氧氣都不夠了,這麽說外邊的一切都停擺,看來戰艦到了全主機待機狀態了,這可怎麽辦,達芬奇一頭冷汗連忙開始胡扯自己的生日啊,銀行密碼啊什麽的,他隨便說,雜魚就靠在那裏胡亂按著,然後告知他:“不對,不對,不對。”

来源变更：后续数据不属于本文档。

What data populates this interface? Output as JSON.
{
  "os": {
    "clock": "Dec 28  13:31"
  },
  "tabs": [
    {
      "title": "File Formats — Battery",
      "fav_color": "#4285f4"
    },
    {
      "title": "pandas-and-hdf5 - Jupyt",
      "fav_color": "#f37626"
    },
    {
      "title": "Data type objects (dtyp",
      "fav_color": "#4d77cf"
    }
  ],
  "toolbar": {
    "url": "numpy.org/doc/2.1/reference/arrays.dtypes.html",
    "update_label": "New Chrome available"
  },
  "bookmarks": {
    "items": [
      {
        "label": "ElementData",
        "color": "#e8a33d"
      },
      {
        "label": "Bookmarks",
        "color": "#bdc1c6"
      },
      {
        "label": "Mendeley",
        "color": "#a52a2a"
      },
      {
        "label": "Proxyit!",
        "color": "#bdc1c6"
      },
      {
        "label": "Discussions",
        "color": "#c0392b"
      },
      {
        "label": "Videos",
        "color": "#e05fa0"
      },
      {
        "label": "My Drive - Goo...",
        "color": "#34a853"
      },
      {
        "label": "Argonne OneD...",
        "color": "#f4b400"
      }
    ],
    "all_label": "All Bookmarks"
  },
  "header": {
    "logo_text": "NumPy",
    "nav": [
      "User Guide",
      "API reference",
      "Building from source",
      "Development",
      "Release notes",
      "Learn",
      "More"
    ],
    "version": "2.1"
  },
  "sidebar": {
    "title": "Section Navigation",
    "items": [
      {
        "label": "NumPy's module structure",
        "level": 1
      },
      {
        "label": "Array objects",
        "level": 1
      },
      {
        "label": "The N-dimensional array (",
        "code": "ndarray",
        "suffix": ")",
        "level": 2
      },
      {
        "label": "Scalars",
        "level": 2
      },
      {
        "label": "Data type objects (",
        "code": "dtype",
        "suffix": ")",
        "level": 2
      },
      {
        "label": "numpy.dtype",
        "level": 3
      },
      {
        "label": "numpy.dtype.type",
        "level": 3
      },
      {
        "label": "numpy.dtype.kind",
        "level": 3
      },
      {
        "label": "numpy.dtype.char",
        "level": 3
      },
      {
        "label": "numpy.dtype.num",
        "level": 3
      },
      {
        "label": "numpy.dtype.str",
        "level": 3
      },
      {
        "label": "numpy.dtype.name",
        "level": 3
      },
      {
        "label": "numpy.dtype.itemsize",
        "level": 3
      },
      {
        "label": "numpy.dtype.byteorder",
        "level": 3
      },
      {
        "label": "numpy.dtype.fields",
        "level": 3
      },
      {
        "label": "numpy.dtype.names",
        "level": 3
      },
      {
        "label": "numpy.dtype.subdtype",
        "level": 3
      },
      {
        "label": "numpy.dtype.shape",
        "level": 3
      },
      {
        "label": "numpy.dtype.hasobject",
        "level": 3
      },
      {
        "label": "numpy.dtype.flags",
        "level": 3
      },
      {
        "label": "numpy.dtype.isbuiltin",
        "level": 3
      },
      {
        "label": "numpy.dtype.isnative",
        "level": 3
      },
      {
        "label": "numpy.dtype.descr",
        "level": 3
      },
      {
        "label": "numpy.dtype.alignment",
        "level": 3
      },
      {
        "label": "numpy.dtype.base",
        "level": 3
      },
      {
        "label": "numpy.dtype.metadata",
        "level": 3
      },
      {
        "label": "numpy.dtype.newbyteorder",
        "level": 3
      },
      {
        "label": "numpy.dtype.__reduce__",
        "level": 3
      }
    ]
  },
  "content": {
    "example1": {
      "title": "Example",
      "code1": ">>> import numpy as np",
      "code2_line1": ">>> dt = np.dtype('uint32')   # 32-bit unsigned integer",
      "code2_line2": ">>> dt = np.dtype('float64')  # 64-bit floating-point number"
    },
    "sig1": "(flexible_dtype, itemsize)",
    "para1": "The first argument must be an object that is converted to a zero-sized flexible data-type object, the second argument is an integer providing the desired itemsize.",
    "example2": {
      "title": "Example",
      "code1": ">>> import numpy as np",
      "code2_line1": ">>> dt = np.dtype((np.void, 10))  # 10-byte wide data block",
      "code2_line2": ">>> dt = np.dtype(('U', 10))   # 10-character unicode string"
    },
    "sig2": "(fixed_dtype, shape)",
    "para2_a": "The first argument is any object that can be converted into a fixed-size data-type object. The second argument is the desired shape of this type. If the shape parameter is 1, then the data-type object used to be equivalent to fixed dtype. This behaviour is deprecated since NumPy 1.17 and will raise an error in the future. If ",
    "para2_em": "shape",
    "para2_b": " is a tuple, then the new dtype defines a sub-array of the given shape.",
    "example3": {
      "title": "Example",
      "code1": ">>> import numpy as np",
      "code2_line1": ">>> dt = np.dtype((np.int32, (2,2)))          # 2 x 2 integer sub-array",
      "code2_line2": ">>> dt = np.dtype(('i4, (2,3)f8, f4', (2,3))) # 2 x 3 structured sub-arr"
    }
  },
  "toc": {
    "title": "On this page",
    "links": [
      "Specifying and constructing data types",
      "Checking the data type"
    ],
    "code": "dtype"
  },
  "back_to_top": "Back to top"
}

順便,雜魚還將防護取下,吸一吸通道內還存在的大量氧氣,不夠為了安全起見,雜魚還是將自己用防護繩扣在了合金壁上的固定鎖上,這是以免萬一係統發瘋打開各門,他會被吸出去。
幾分鍾,雜魚抱怨道:“你怎麽總說這麽複雜的玩意,武器庫應該可以簡單些吧。”
可達芬奇不答應,入戲太深的他認為,作為一個指揮室邊的武器庫的密碼應該很複雜的,也許解開這個密碼都能解開指揮官密碼了,所以他在拚命想,抽空還建議亞細亞友軍軍官們一起想。
於是大家七嘴八舌,可憐雜魚隻能趴在那裏胡亂按著。
而這個時候,張自忠還在折磨著沃特,由於戴安瀾先前對沃特施展的麻痹藥劑作用,沃特對於催眠藥劑有一些抗拒,不過這對張自忠來說根本不是問題,加大藥劑就是。
因為在張自忠的心中,雜魚比誰也總要,比他的女朋友們都重要,抱著這種念頭的又何止他一個,張漢承已經將指揮權下放,他都親自來了。
來自海軍的醫護,和刑訊專家們都在待命,光腦正在讀取沃特那模糊的意識,然後將他的深藏信息轉化為具體的文字情報,可是人的大腦裏藏有無數信息,催眠又沒有完全起作用的前提下,抗拒著的沃特根本提供不出太具體的東西來。
但,他已經證明了自己的身份。
他叫沃特.菲利普斯。
好的,搜索,很快係統就告知在場各位,這位是個大人物,他是新羅馬北方司令部下轄直屬空降作戰旅的第二副指揮官,該旅直屬u團長官,兼空降特種作戰處處長,頭銜不少,軍銜很高,沃特.菲利普斯準將,三十九歲零八個月,獲得過新羅馬的榮譽勳章,功績不詳。